Readers anticipating a detailed account of Kate and Anna’s four-decade career arc will have to wait; the narrative ends circa 1975, soon after their debut album was released (and flopped). The focus is on their formative years. Their parents, Gaby and Frank, a remarkably liberal pair who believed children should be free to carve their own paths, met and married in Montreal, where all three girls were born, before relocating to the Laurentian village of Saint-Sauveur soon after.

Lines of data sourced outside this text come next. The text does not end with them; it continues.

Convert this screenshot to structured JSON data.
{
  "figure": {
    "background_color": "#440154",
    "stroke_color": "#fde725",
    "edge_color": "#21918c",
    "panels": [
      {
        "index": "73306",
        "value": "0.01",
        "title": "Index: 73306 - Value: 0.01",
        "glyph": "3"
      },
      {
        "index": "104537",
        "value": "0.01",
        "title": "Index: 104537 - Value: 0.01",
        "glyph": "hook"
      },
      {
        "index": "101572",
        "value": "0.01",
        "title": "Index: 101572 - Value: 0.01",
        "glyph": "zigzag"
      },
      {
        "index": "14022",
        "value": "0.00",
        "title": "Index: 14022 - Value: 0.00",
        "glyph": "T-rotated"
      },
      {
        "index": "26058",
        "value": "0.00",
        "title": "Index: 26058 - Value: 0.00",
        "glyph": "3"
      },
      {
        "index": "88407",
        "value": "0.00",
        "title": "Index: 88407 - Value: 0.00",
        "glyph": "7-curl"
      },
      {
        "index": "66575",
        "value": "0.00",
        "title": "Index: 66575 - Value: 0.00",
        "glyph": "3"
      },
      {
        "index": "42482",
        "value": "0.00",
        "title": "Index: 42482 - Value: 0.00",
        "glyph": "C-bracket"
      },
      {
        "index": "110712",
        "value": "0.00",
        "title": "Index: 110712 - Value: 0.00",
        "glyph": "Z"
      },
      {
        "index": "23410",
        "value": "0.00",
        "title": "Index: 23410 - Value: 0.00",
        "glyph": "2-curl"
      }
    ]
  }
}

The siblings, as close in spirit as in age, grew to resemble their freewheeling dad: stubborn, quirky, fearless, endlessly curious and wickedly funny. “He tried his hand at many things,” says Anna, “did well at some of them, and probably had more success at enjoying life than anything else.” The sisters finished school, worked at clerical jobs and eventually married (Kate’s storm-clouded union with rising folk star Loudon Wainwright III lasted less than five years). They didn’t commit to music full-time until they landed a recording contract with Warner Brothers in 1974.

Their lives weren’t markedly different from those of millions of other Baby Boomers, dotted with the same cultural touchstones (Elvis, JFK, Dylan). But Jane and Anna’s recapturing of youthful memories overflows with wit and warmth. As Anna concludes, “It didn’t matter what you did, or how reprehensively you behaved, as long as you got a good song out of it.”